- Born: November 30, 1948
- Died: December 20, 2004 (aged 56) Bergen County, New Jersey

= Howard Feuer =

American casting director

Howard Feuer (November 30, 1948 – December 20, 2004) was an American casting director known for casting theatrical productions and hit movies.

His casting career began on Broadway as an assistant to producer Jerry Schlossberg on the 1971 revival of On the Town. From then until 1986, he cast another 29 productions, often in conjunction with Jeremy Ritzer. His credits include: Noises Off, Benefactors, Wild Honey, 42nd Street, Barnum and Oh! Calcutta!

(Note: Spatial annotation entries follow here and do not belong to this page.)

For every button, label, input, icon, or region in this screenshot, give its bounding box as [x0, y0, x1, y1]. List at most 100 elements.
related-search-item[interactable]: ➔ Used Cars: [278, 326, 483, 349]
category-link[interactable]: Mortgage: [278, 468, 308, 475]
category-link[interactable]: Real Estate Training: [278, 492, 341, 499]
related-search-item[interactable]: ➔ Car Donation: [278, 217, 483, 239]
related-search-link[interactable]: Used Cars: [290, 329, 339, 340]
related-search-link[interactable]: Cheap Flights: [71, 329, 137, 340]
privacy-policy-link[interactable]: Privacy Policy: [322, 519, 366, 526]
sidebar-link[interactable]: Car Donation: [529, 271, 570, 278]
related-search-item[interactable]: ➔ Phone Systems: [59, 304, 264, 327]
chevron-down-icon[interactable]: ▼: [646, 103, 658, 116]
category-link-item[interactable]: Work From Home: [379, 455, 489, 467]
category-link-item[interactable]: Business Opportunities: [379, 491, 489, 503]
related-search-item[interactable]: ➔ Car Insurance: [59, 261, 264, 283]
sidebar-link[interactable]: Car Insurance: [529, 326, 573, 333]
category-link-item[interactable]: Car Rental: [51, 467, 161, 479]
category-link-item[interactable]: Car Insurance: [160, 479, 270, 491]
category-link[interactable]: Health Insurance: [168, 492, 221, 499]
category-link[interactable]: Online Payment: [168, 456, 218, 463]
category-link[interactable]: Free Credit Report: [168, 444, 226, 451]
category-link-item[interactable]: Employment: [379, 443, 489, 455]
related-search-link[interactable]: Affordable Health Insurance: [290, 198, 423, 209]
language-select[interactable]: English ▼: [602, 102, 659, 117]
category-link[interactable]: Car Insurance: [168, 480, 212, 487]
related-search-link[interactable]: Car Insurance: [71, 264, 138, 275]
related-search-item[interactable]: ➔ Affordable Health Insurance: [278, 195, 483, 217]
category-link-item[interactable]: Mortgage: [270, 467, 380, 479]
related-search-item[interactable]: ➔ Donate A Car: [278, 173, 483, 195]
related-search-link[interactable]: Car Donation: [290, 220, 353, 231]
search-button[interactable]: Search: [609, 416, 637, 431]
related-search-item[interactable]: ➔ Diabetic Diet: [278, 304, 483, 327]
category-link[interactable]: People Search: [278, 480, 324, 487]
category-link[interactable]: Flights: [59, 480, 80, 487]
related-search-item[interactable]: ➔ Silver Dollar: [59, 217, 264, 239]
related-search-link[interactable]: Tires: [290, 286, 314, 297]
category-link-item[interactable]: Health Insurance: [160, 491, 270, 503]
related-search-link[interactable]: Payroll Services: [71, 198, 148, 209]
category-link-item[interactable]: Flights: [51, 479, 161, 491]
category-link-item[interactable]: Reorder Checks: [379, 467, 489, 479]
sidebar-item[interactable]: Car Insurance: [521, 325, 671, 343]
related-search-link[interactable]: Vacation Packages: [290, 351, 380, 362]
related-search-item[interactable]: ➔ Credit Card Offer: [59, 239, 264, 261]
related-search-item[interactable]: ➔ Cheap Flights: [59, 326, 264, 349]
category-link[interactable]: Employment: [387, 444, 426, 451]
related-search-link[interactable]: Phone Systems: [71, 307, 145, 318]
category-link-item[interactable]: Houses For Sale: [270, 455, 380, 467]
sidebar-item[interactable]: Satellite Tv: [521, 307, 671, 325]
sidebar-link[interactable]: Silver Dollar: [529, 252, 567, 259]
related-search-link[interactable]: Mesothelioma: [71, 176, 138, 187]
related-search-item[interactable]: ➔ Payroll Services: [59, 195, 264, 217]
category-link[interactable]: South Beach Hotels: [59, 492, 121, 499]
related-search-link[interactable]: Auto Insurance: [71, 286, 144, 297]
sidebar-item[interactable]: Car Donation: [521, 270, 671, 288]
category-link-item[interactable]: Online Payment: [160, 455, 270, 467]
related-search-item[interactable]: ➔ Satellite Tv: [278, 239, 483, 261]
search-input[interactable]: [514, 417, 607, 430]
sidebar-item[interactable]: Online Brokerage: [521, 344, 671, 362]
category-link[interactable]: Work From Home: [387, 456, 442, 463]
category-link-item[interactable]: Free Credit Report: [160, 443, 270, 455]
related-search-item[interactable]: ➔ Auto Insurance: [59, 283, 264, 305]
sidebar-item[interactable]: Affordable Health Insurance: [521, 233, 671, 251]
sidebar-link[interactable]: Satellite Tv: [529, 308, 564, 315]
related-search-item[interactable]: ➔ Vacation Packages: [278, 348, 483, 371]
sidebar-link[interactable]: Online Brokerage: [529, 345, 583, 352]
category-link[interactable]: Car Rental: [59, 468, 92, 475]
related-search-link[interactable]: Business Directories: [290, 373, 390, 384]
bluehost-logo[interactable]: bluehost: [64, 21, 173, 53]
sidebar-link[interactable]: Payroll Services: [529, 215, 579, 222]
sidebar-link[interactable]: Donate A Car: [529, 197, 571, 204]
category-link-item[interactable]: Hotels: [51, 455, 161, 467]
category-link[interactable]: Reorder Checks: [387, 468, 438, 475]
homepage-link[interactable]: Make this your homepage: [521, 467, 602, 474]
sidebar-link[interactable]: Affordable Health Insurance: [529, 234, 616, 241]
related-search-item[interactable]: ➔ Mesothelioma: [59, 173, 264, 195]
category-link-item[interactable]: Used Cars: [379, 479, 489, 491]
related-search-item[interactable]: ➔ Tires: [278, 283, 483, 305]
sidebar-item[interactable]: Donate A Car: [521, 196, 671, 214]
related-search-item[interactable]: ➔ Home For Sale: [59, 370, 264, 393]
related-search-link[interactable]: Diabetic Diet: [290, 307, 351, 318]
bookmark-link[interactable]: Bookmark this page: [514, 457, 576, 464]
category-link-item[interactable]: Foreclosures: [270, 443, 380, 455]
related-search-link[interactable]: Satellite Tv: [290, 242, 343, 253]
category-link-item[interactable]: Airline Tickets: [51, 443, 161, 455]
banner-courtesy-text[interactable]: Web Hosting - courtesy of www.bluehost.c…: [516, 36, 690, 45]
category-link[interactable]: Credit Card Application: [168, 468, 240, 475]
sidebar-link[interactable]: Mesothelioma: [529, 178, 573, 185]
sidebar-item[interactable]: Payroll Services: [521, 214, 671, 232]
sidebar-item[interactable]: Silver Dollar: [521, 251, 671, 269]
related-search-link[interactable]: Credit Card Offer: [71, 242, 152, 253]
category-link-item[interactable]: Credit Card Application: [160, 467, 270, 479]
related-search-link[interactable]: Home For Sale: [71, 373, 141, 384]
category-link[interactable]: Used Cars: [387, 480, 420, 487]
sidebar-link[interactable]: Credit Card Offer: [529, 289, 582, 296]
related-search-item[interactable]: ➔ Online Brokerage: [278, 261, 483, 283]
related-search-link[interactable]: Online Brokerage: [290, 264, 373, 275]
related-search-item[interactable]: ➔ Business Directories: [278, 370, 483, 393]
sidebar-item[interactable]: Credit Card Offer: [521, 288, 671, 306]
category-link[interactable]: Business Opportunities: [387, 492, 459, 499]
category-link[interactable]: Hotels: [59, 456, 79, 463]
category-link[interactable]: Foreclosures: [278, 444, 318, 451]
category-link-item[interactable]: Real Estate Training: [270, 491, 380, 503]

He also cast over 75 films, beginning with The Warriors (1979). He won the Casting Society of America's Artios Award for Feature Film Casting - Comedy three times, for Moonstruck (1988), The Fisher King (1991), and That Thing You Do! (1996), and twice for Drama, Mississippi Burning (1988, shared with Juliet Taylor) and Dead Poets Society (1989). He was also nominated for Married to the Mob (1988), Reversal of Fortune (1990), The Silence of the Lambs (1991), Philadelphia (1993), The Ref (1994) and What Women Want (2000, shared with Deborah Aquila). During casting for That Thing You Do!, he yelled that "I've got a young Kim Novak in the room!" when then-unknown Charlize Theron auditioned for (and landed) a part. He also received a nomination for the miniseries The Murder of Mary Phagan.

He died of colon cancer on December 20, 2004, at Hackensack Hospital in New Jersey, aged 56.